Se iniciaron las famosas revueltas del pueblo español con la convicción de echar al invasor, aunque les fuera la vida en ello. España llamó a filas a sus ciudadanos y consiguieron reunir a 30.000 hombres, la gran mayoría de ellos milicianos sin ninguna experiencia en combate. Así estaban las cosas cuando el general Castaños, seguido de sus tropas, y el general Dupont, al frente del Ejército de Napoleón, se encontraron en Bailén el 19 de julio de 1808.
La localidad jienense se había convertido en un paso obligado de los franceses para controlar el levantamiento de Andalucía, pero las cosas no salieron como esperaban. Con Castaños al mando, aquella batalla, unas de las más importantes de la historia moderna de Europa, significó la primera derrota del poderoso Ejército francés y el principio del fin del Imperio Napoleónico. Más de 20.000 soldados invasores se rindieron, dando paso al mito que toda la prensa de 1852 halagaría, a pesar de las incursiones posteriores de este en política al lado de Fernando VII, como Capitán General de Cataluña, presidente del Consejo de Estado y tutor regente de Isabel II en su minoría de edad.
Por encima de fobias y filias
«Iba a entrar Castaños en Madrid, abandonada ya por el rey intruso tras la batalla de Bailén, cuando algunos de sus generales le indicaron que no debían presentarse en la Corte los soldados que no tenían uniforme. “Qué entren todos, que sin uniforme han vencido”, contestó Castaños. Dichos menos oportunos y menos significativos han dado celebridad a muchos generales», recordaba «El Heraldo», un periódico conservador y contrario al partido progresista.
En el caso del duque de Bailén, las diferentes líneas editoriales pesaron poco a la hora de ensalzar su figura.
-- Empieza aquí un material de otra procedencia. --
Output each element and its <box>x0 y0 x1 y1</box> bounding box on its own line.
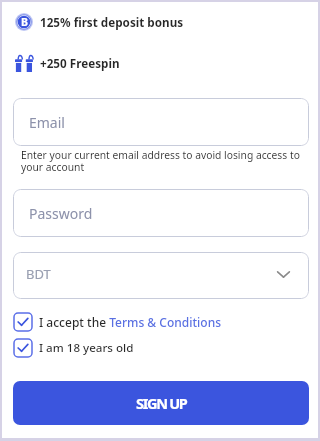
staticText: B <box>21 15 28 29</box>
staticText: SIGN UP <box>136 393 187 413</box>
other: Open currency dropdown <box>277 271 290 278</box>
staticText: Email <box>29 113 65 132</box>
staticText: I accept the Terms & Conditions <box>39 314 222 330</box>
button[interactable]: Email <box>13 98 309 146</box>
staticText: Enter your current email address to avoi… <box>21 148 308 174</box>
button[interactable]: Password <box>13 189 309 237</box>
staticText: 125% first deposit bonus <box>40 14 184 30</box>
staticText: I am 18 years old <box>39 340 134 356</box>
staticText: +250 Freespin <box>40 55 120 71</box>
button[interactable]: BDT <box>13 252 309 299</box>
button[interactable]: SIGN UP <box>13 381 309 425</box>
button[interactable]: I am 18 years old <box>14 339 318 357</box>
staticText: BDT <box>26 265 51 283</box>
button[interactable]: I accept the Terms & Conditions <box>14 313 318 331</box>
staticText: Password <box>29 204 93 223</box>
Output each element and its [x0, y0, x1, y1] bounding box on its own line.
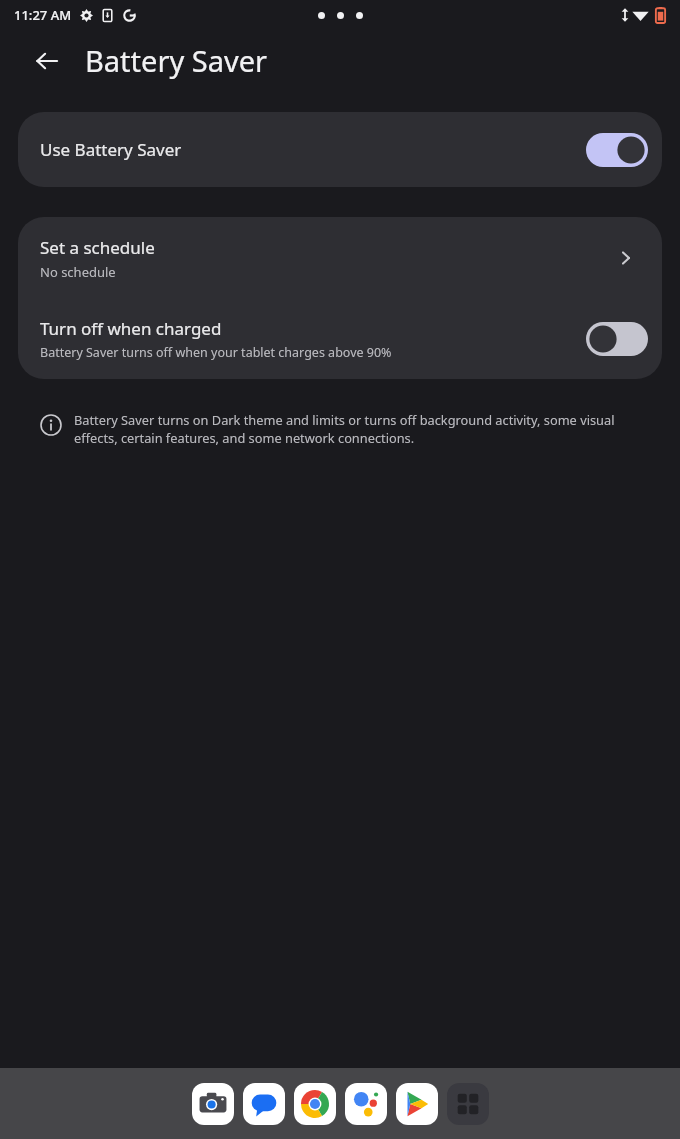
button[interactable]: All apps [447, 1083, 489, 1125]
button[interactable]: On [586, 133, 648, 167]
button[interactable]: Use Battery Saver [18, 112, 662, 187]
button[interactable]: Assistant [345, 1083, 387, 1125]
button[interactable]: Messages [243, 1083, 285, 1125]
button[interactable]: Camera [192, 1083, 234, 1125]
staticText: Battery Saver turns on Dark theme and li… [74, 411, 650, 447]
staticText: Battery Saver turns off when your tablet… [40, 344, 392, 361]
staticText: Set a schedule [40, 236, 155, 259]
button[interactable]: Back [26, 40, 68, 82]
staticText: Battery Saver [85, 41, 267, 80]
staticText: Turn off when charged [40, 317, 222, 340]
button[interactable]: Chrome [294, 1083, 336, 1125]
button[interactable]: Play Store [396, 1083, 438, 1125]
button[interactable]: Turn off when charged [18, 299, 662, 379]
staticText: No schedule [40, 263, 116, 281]
button[interactable]: Off [586, 322, 648, 356]
staticText: Use Battery Saver [40, 138, 182, 161]
button[interactable]: Set a schedule [18, 217, 662, 299]
staticText: 11:27 AM [14, 6, 72, 24]
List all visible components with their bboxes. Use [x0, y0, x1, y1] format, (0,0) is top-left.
Ahí estaba «La Nación», «El Observador», el «Diario de Cataluña» y hasta «Boletín de medicina, cirugía y farmacia». La «Ilustración», por ejemplo, le dedicaba a este militar monárquico y absolutista la portada y varias páginas, a pesar de ser un periódico con claros tintes republicanos y fundado por un conspirador de la Reina Isabel II: «A Castaños en Bailén, como a otros héroes en tantas batallas memorables, debe alcanzarle más gloria por la forma en que combatió», subrayaba.
Un siglo después, como señaló ABC en el centenario de su muerte, las cláusulas que dispuso en su testamento el general, impropias de alguien de su estatus, todavía conmovían a los lectores de este diario, de la misma forma que lo hicieron a los lectores de la «Gaceta de Madrid» en 1952: «Dispongo que se me amortaje con el uniforme más viejo que tengo, el que solía llevar al Consejo. Pasadas veinticuatro horas, mi cadáver será conducido al campo santo, el de San Nicolás, y colocado en el suelo, y no en un nicho, por donde transiten las gentes. Que lleve solo una losa de mármol, lisa, sin más inscripción que mi nombre, edad y el día de mi fallecimiento». La Reina Isabel II no accedió y ordenó que se celebrara un funeral de Estado y que fuera enterrado en el Panteón de Hombres Ilustres de Madrid, donde permaneció hasta 1963.